In Remediation Capital Funding , the plaintiffs asserted claims of fraud and fraudulent conveyance in connection with a failed real estate transaction. One of the defendants moved to dismiss. The court granted the motion, holding, among other things, that the plaintiff had failed to show that its reliance on the misrepresentations it alleged was justifiable because it failed to exercise due diligence, explaining:
To make a prima facie claim of fraud, the complaint must allege misrepresentation or concealment of a material fact, falsity, scienter on the part of the wrongdoer, justifiable reliance and resulting injury. Reliance must be found to be justifiable under all the circumstances before a complaint can be found to state a cause of action in fraud.

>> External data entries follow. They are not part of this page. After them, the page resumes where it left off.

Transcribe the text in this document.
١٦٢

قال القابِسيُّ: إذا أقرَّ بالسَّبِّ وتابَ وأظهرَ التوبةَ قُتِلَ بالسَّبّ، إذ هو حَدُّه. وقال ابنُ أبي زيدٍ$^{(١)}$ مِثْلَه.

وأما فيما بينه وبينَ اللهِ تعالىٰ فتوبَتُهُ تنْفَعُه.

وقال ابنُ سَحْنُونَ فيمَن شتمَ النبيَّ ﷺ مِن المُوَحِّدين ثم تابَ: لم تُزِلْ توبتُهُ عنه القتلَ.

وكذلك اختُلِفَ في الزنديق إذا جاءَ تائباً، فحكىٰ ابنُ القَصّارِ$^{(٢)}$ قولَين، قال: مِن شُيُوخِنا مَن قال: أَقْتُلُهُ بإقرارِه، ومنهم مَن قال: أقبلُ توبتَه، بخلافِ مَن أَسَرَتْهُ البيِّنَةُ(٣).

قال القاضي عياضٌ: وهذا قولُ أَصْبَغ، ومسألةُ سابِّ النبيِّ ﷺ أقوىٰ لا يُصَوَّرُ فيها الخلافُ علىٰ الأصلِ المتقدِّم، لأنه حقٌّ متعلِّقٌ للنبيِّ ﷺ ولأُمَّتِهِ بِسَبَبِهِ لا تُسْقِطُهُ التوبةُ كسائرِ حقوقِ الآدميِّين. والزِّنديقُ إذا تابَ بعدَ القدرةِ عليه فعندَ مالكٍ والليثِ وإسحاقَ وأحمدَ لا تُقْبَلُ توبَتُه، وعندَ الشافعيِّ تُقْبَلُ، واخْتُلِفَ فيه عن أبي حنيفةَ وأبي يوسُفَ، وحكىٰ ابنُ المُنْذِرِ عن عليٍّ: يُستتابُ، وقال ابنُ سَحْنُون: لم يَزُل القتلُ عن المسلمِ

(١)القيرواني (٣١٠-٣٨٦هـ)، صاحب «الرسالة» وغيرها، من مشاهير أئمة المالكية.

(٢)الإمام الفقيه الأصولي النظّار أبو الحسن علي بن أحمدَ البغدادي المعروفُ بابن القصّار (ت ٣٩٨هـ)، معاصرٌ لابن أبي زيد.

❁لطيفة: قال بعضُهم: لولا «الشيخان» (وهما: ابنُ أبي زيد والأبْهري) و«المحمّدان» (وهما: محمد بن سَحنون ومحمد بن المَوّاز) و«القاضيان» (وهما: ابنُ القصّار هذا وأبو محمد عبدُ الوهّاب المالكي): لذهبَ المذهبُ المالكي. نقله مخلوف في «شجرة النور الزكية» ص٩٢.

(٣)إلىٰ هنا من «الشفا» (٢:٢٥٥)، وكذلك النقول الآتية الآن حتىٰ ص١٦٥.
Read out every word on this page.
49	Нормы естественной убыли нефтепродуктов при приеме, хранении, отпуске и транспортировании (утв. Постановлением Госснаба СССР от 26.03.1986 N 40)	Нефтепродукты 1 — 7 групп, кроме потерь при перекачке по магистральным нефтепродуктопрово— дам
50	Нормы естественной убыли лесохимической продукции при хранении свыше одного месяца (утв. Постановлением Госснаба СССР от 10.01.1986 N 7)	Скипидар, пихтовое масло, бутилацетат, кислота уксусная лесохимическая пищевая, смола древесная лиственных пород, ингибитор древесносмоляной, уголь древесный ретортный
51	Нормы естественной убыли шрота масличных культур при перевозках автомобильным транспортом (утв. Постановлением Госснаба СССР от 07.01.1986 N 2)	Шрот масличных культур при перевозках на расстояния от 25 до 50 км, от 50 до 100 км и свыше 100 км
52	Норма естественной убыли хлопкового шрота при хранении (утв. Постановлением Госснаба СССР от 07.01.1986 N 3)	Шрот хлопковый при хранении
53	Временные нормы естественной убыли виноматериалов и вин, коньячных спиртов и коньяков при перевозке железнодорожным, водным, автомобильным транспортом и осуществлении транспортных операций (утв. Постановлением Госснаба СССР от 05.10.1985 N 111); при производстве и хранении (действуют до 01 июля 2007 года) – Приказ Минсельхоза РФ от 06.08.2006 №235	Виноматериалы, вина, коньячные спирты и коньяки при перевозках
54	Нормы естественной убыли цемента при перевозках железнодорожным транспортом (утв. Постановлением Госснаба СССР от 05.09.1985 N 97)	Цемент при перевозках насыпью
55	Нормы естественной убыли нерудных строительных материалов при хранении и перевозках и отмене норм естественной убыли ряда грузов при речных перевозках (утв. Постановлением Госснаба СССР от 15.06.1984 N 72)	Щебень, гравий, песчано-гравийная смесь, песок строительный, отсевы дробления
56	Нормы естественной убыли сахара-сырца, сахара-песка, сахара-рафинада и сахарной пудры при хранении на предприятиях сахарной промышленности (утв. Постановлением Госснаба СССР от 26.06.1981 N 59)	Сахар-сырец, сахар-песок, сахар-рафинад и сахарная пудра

The essence of the fraud claim is based on the assertion that defendants misrepresented the value of the Properties upon which [the plaintiff] had made the Loan. [The plaintiff] emphasizes that it did not perform any due diligence of its own in assessing the Properties' value, because [the plaintiff] lacked sufficient time to obtain its own appraisal. This assertion is unavailing as a basis for a finding of justifiable reliance for a sophisticated party . . . .
[The plaintiff] does not dispute the assertion that it had the means to discover the actual value of the Properties by conducling its own appraisal. That it chose not to so because it wanted to participate in a rushed transaction indicates that it willingly assumed the business risk that the facts may not be as represented. [The plaintiff] has not shown, or even alleged, that it was unable to obtain its own appraisal of the value of the Property so as to adhere to its strategy of maintaining a 50% loan-to-value to ensure an equity cushion that would protect it from market downturns. As stated by the Court of Appeals:
If the facts represented are not matters peculiarly within the party's knowledge, and the other party has the means available to him of knowing by the exercise of ordinary intelligence the truth or the real quality of the subject of the representation, he must make use of those means, or he will not be heard to complain that he was induced to enter into the transaction by misrepresentations.
On the face of the complaint [the plaintiff's] reliance on the alleged misrepresentations by [the moving defendant] was unreasonable as a matter of law. As such, [the plaintiff] has failed to establish reasonable reliance.
. . . Here, . . . the valuation of the Property was not something that was within the particular knowledge of Noto and the other defendants. Nevertheless, [the plaintiff] chose to rely on defendant's rendition of the value of the Property.
(Internal quotations and citations omitted) (emphasis added).